Exploring connections of connections and connecting with them is also a good way of creating new contacts and relatively easy. You don’t need to confirm you know the person for many 2nd level connections, and some 3rd ones, so no email required. Send a friendly message once your request has been accepted, you never know where the conversation might lead.
Although Twitter is a more casual platform it can be a great place for networking as it makes it easy to connect with people and businesses who share similar interests, and to show off your work whether it’s a blog post you can link to or an image you can share. If you think you’ve spotted a potential client follow them and engage with their posts, if they follow you back DM them as soon as possible and start a conversation.

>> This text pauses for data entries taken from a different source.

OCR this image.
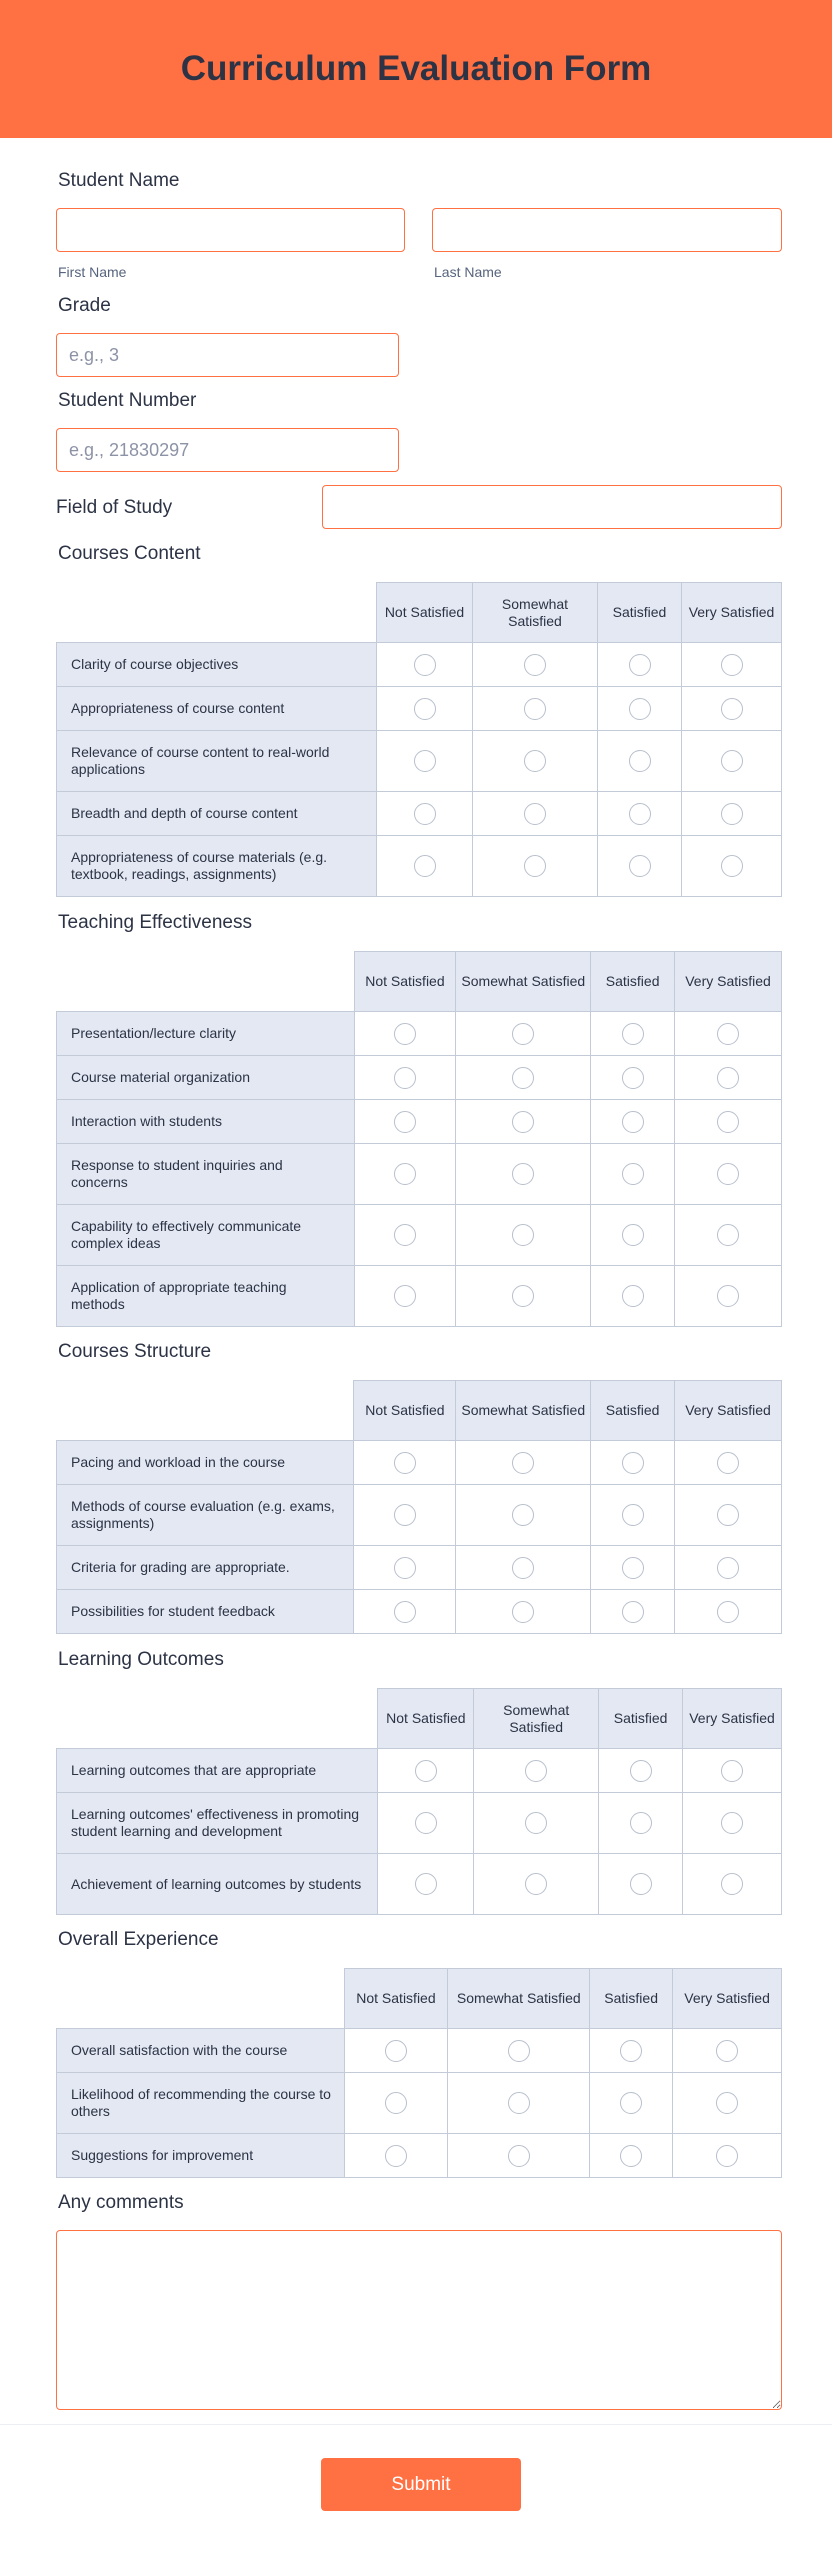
Curriculum Evaluation Form
Student Name
First Name	Last Name
Grade
e.g., 3
Student Number
e.g., 21830297
Field of Study
Courses Content
Teaching Effectiveness
Courses Structure
Learning Outcomes
Overall Experience
	Not Satisfied	Somewhat Satisfied	Satisfied	Very Satisfied
Clarity of course objectives				
Appropriateness of course content				
Relevance of course content to real-world applications				
Breadth and depth of course content				
Appropriateness of course materials (e.g. textbook, readings, assignments)				
	Not Satisfied	Somewhat Satisfied	Satisfied	Very Satisfied
Presentation/lecture clarity				
Course material organization				
Interaction with students				
Response to student inquiries and concerns				
Capability to effectively communicate complex ideas				
Application of appropriate teaching methods				
	Not Satisfied	Somewhat Satisfied	Satisfied	Very Satisfied
Pacing and workload in the course				
Methods of course evaluation (e.g. exams, assignments)				
Criteria for grading are appropriate.				
Possibilities for student feedback				
	Not Satisfied	Somewhat Satisfied	Satisfied	Very Satisfied
Learning outcomes that are appropriate				
Learning outcomes' effectiveness in promoting student learning and development				
Achievement of learning outcomes by students				
	Not Satisfied	Somewhat Satisfied	Satisfied	Very Satisfied
Overall satisfaction with the course				
Likelihood of recommending the course to others				
Suggestions for improvement				
Any comments
Submit
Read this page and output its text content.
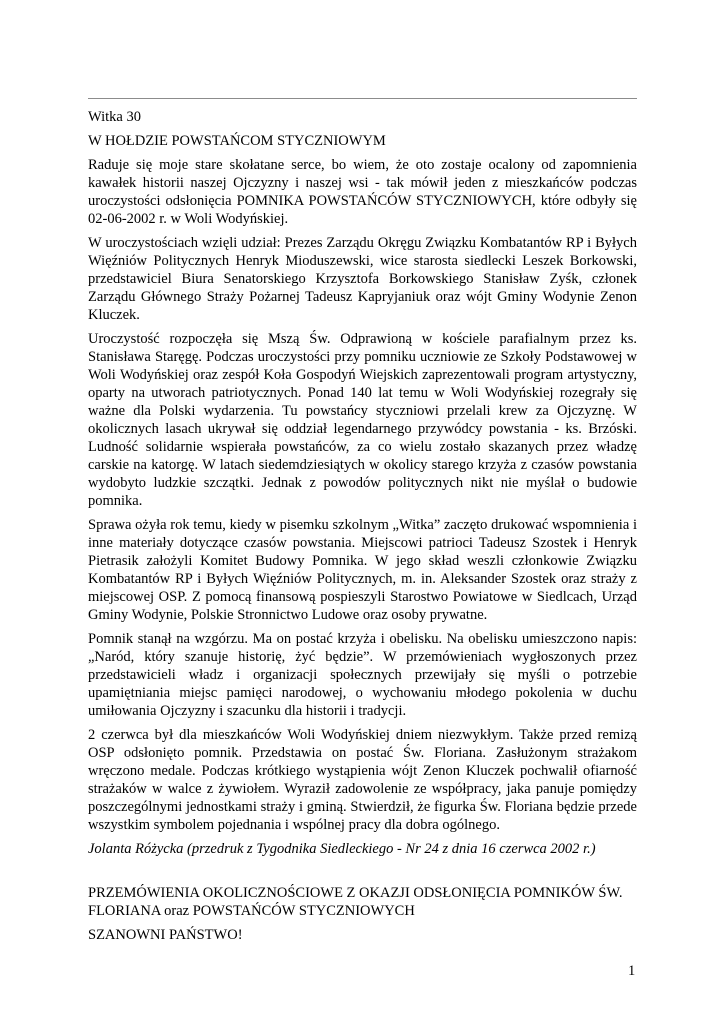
Witka 30

W HOŁDZIE POWSTAŃCOM STYCZNIOWYM

Raduje się moje stare skołatane serce, bo wiem, że oto zostaje ocalony od zapomnienia kawałek historii naszej Ojczyzny i naszej wsi - tak mówił jeden z mieszkańców podczas uroczystości odsłonięcia POMNIKA POWSTAŃCÓW STYCZNIOWYCH, które odbyły się 02-06-2002 r. w Woli Wodyńskiej.

W uroczystościach wzięli udział: Prezes Zarządu Okręgu Związku Kombatantów RP i Byłych Więźniów Politycznych Henryk Mioduszewski, wice starosta siedlecki Leszek Borkowski, przedstawiciel Biura Senatorskiego Krzysztofa Borkowskiego Stanisław Zyśk, członek Zarządu Głównego Straży Pożarnej Tadeusz Kapryjaniuk oraz wójt Gminy Wodynie Zenon Kluczek.

Uroczystość rozpoczęła się Mszą Św. Odprawioną w kościele parafialnym przez ks. Stanisława Staręgę. Podczas uroczystości przy pomniku uczniowie ze Szkoły Podstawowej w Woli Wodyńskiej oraz zespół Koła Gospodyń Wiejskich zaprezentowali program artystyczny, oparty na utworach patriotycznych. Ponad 140 lat temu w Woli Wodyńskiej rozegrały się ważne dla Polski wydarzenia. Tu powstańcy styczniowi przelali krew za Ojczyznę. W okolicznych lasach ukrywał się oddział legendarnego przywódcy powstania - ks. Brzóski. Ludność solidarnie wspierała powstańców, za co wielu zostało skazanych przez władzę carskie na katorgę. W latach siedemdziesiątych w okolicy starego krzyża z czasów powstania wydobyto ludzkie szczątki. Jednak z powodów politycznych nikt nie myślał o budowie pomnika.

Sprawa ożyła rok temu, kiedy w pisemku szkolnym „Witka” zaczęto drukować wspomnienia i inne materiały dotyczące czasów powstania. Miejscowi patrioci Tadeusz Szostek i Henryk Pietrasik założyli Komitet Budowy Pomnika. W jego skład weszli członkowie Związku Kombatantów RP i Byłych Więźniów Politycznych, m. in. Aleksander Szostek oraz straży z miejscowej OSP. Z pomocą finansową pospieszyli Starostwo Powiatowe w Siedlcach, Urząd Gminy Wodynie, Polskie Stronnictwo Ludowe oraz osoby prywatne.

Pomnik stanął na wzgórzu. Ma on postać krzyża i obelisku. Na obelisku umieszczono napis: „Naród, który szanuje historię, żyć będzie”. W przemówieniach wygłoszonych przez przedstawicieli władz i organizacji społecznych przewijały się myśli o potrzebie upamiętniania miejsc pamięci narodowej, o wychowaniu młodego pokolenia w duchu umiłowania Ojczyzny i szacunku dla historii i tradycji.

2 czerwca był dla mieszkańców Woli Wodyńskiej dniem niezwykłym. Także przed remizą OSP odsłonięto pomnik. Przedstawia on postać Św. Floriana. Zasłużonym strażakom wręczono medale. Podczas krótkiego wystąpienia wójt Zenon Kluczek pochwalił ofiarność strażaków w walce z żywiołem. Wyraził zadowolenie ze współpracy, jaka panuje pomiędzy poszczególnymi jednostkami straży i gminą. Stwierdził, że figurka Św. Floriana będzie przede wszystkim symbolem pojednania i wspólnej pracy dla dobra ogólnego.

Jolanta Różycka (przedruk z Tygodnika Siedleckiego - Nr 24 z dnia 16 czerwca 2002 r.)

PRZEMÓWIENIA OKOLICZNOŚCIOWE Z OKAZJI ODSŁONIĘCIA POMNIKÓW ŚW. FLORIANA oraz POWSTAŃCÓW STYCZNIOWYCH

SZANOWNI PAŃSTWO!

1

The most successful method I’ve found of finding freelance work is simply by cold emailing businesses I think I’d like to work with, and who might like to work with me. A short friendly email, about 250 words, outlining who you are, what you’ve done, how you can help, and how much you cost is a great way to find business. Always link to what you’ve done and if you’re feeling adventurous follow up with a phone call if you haven’t heard anything for a week. Don’t send attachments, and try to avoid keywords (like SEO) in your subject line, which increase the chances of getting caught in a spam filter
Just Talk to People
This one’s going to sound kind of dumb but just by talking to people, literally anyone you come across in your day to day life who you feel comfortable talking to, is a great way of networking and finding jobs. You never know who’s in need of help – I landed a job at a company producing 3D chocolate printers as a result of meeting the person who runs the company at an activity I was helping with while volunteering at my local museum.
After three years of freelance copywriting I expanded my skills while volunteering at a local museum. I was thinking of giving the whole freelancing thing up when I found new enthusiasm for it by honing some raw skills in my volunteer capacity working with the museum’s marketing and design team.
My experience as a volunteer started me on the path to being able to confidently sell my design and photography skills, and more importantly the work I did with the public there helped me get over the introverted bump that prevented me from networking more effectively.
Thanks to the internet there are now plenty of ways to find work if networking doesn’t come naturally to you. There are also plenty of so obvious it’s easy to miss them ways of networking which don’t involve painful small talk, mingling, bull-plop or bragging.